Już 13. raz z rzędu mieszkańcy Hongkongu wyszli na ulicę w antyrządowym proteście. Pokojowa demonstracja ponownie zmieniła się w pole starć z policją. Komunistyczne władze podjęły też próbę zablokowania środków umożliwiających komunikację między protestującymi.
Organizator marszu, Obywatelski Front Praw Człowieka (CHRF), nie otrzymał na jego przeprowadzenie zgody komunistycznych władz. Pomimo zakazu wzięły w nim udział tysiące demonstrantów, którzy domagają się wycofania projektu nowelizacji prawa przewidującego możliwość ekstradycji podejrzanych do Chin kontynentalnych. Początkowo pokojowa manifestacja zakończyła się walką między funkcjonariuszami a protestującymi.
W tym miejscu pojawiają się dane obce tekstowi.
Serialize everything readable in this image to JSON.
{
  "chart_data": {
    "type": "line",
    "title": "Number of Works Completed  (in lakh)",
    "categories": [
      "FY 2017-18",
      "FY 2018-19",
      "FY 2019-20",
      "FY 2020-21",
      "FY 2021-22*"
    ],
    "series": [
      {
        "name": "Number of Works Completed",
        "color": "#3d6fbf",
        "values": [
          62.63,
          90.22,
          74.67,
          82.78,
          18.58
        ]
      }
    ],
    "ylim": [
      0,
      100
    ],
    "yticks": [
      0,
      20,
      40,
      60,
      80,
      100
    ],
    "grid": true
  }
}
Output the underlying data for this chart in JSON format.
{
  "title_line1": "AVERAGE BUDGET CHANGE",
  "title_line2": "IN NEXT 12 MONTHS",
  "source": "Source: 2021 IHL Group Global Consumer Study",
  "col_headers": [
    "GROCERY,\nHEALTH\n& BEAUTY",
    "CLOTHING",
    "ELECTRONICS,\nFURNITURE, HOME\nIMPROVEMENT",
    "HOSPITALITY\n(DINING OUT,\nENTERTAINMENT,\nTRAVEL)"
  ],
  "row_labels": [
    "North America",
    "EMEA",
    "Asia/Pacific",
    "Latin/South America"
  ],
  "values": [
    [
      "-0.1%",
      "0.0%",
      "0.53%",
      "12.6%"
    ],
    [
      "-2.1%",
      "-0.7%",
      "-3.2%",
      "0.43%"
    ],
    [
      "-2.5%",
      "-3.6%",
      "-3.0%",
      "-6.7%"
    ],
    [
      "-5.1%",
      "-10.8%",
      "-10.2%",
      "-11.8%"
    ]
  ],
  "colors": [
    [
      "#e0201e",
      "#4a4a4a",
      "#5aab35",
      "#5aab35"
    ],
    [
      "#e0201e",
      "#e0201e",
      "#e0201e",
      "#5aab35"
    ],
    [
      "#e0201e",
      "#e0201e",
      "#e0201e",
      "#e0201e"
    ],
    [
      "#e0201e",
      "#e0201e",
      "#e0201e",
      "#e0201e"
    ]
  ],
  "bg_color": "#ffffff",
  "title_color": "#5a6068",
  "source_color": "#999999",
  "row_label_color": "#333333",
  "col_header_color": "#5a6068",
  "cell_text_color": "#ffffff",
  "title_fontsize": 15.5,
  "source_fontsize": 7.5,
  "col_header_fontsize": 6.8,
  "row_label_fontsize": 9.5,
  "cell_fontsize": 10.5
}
Do starć doszło m.in. w dzielnicy Admiralty, w której demonstranci zebrali się przed kompleksem budynków rządowych. Policja odpowiedziała na rzucane w nich koktajle Mołotowa użyciem gazu łzawiącego i armatek wodnych, ze specjalnym, trudno zmywalnym barwnikiem, który ma pomóc w identyfikowaniu uczestników starć. Manifestanci donosili również, że zawierał on środek podrażniający.